For how-to articles about loading a quilt onto your APQS longarm quilting machine, visit this page.
#9 Practice effectively
Start with practice fabric and try out different designs. One thing that’s kind of fun to try is to write your name. Once you feel comfortable doing that, move on to charity quilts or panels. Work in sections and divide the space if it feels too big. Also, doodle and practice on a whiteboard, or a piece of plexiglass over the quilt (use electrician’s tape around the edges of the plexiglass to stop the pen). When doodling, pretend your wrist is in a cast and draw with your whole arm and body.
#8 Plan your design
Have a plan for the quilting. Try out one new quilting design/motif on each quilt and have the rest be something you are confident in doing. That way most of the quilt looks really good, but you’ve stretched yourself. This article has some great ideas on how you can “audition” design ideas on your quilt.
#7 Learn all you can
Take classes and watch YouTube videos. APQS has a great YouTube channel, as do many of the APQS Retailers, like Angela Huffman, Lauren Jackson, Karen McTavish and many others. Master the basics. As your skills improve, you can tackle more challenging techniques.
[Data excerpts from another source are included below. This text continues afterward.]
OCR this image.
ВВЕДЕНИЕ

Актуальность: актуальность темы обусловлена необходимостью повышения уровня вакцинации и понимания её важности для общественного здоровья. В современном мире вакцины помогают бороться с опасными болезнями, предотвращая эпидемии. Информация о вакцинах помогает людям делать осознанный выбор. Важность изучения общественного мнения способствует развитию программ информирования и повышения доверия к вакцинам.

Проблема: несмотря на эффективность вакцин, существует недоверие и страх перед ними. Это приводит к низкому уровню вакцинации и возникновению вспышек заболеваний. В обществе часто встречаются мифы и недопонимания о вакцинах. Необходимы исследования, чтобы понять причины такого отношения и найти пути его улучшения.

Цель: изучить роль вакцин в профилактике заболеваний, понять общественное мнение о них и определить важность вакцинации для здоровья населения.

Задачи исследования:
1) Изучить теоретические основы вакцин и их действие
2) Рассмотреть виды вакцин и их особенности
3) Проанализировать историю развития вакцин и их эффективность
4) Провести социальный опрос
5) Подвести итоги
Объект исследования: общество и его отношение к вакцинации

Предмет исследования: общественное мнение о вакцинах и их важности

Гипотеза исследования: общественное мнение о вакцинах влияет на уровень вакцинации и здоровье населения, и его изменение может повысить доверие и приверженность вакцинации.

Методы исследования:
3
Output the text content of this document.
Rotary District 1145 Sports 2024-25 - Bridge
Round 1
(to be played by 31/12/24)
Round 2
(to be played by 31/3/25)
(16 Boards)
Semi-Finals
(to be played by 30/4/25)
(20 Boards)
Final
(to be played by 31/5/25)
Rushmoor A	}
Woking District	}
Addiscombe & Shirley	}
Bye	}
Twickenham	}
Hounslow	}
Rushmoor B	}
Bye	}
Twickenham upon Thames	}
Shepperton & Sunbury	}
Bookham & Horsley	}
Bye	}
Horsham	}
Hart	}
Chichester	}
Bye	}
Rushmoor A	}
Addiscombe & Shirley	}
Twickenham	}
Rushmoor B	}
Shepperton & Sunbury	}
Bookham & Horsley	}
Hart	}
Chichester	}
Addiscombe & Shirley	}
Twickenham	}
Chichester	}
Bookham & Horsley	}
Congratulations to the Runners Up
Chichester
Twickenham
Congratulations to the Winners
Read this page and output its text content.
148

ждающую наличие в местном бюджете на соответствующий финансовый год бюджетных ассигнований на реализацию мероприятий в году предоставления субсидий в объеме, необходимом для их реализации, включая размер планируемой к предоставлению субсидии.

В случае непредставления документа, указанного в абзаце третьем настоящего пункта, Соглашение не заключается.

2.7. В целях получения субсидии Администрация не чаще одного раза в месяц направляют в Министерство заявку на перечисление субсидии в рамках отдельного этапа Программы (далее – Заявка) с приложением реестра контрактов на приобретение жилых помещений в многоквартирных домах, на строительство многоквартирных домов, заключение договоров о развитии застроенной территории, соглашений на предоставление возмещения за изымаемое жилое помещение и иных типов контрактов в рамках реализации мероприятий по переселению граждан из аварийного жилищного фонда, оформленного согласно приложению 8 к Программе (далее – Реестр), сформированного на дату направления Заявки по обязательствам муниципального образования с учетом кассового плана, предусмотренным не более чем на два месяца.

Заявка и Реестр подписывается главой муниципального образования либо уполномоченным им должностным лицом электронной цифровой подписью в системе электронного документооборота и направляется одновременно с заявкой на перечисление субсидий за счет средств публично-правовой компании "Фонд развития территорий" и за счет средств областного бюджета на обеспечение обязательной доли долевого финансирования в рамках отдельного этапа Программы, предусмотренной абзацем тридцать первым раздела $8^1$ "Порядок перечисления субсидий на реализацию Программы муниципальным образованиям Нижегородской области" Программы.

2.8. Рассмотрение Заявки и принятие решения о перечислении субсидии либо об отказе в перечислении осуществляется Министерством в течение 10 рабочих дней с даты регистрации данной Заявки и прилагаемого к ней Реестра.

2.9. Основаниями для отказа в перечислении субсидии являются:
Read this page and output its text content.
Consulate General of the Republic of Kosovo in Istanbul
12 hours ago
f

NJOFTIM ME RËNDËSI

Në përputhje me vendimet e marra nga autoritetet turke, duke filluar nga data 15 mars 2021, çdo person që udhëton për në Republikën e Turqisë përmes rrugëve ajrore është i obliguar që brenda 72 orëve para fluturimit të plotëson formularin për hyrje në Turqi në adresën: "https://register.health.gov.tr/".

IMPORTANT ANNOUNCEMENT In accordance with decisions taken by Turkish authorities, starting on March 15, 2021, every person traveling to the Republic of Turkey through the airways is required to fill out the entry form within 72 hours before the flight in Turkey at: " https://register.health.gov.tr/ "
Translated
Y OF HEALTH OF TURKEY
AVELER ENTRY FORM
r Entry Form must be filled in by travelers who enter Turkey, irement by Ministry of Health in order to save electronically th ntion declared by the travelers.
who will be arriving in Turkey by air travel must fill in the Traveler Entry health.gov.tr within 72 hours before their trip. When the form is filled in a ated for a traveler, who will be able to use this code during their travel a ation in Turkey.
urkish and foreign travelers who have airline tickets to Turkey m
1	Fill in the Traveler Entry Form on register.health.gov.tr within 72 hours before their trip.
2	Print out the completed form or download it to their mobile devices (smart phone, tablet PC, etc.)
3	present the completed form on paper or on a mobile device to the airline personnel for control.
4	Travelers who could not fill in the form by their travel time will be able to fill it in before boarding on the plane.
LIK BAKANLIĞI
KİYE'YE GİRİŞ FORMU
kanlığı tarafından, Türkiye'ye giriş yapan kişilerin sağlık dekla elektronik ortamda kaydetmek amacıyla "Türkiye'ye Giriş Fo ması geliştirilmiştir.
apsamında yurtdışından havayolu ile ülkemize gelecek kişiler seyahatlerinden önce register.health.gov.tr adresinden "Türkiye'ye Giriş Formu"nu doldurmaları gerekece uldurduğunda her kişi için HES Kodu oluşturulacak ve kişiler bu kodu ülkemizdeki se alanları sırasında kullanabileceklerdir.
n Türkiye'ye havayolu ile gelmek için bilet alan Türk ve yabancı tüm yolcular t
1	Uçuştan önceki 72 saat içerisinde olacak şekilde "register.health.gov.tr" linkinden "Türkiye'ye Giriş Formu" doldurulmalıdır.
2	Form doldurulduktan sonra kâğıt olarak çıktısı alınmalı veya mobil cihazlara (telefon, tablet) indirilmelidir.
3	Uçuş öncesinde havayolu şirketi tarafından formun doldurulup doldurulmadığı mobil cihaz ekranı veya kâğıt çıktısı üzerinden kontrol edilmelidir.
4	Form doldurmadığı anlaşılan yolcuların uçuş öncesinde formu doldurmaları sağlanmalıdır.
#6 Choose your thread and backing wisely
Select a thread for your quilting that blends with the colors in your quilt – taupe for warm colors (red, orange, yellow) and grey for cool colors (blue, green, purple) – and a busy back – a fabric with a lot of colors and patterns. This will hide a multitude of mistakes!
#5 Take care of your machine
Don’t be afraid of your machine. Learn how to thread, clean and oil it. Learn how to change a needle, bobbin and tension. Have a few spare parts on hand – fuses, springs, screws, spare bobbin case. Check if it needs oil every time you go to quilt and clean the bobbin area with every bobbin change. Get a spa treatment every few years, depending on usage. You can also reach out to your APQS dealer with help or questions!
#4 Adjust the tension
Don’t be afraid to adjust the tension on your machine. Run your bobbin and top tension as loose as possible while still having good tension. Test your tension on a small scrap off to the side before starting on your quilt. Also, ask yourself – who’s winning the tug of war? Loosen the winner or tighten the loser. Try using one type of thread until you are comfortable adjusting the other variables, then expand your thread repertoire.
#3 Understand thread breakage
There are many reasons for thread breakage. Here are some of the common ways you can address this issue: Loosen your tension, change your needle, try a different thread, rethread the machine, try a simpler thread path, make sure the bobbin is wound properly, look for burrs on pigtails and needle plate, aim for consistent speed, don’t have your backing too tight, try silicone (like Sewer’s Aid) on your thread, run a humidifier. As you become more experienced, you will get better at troubleshooting.
#2 Go easy on yourself
Everyone was a beginner once. Don’t expect perfection right away – practice, practice, practice! Just a little every day will make a big difference. Muscle memory is key and pantographs help build muscle memory and smoother quilting.
Also, remember that comparison is the thief of joy. Save your early practice pieces to pull out in a few months and marvel at how you’ve improved!
#1 Breathe and relax!
Loosen your grip and stand up straight. Take stretch breaks. Put music on and get in a rhythm while you quilt. Breathe! Enjoy the process!
Many thanks to the more than 60 quilters that contributed to this blog post!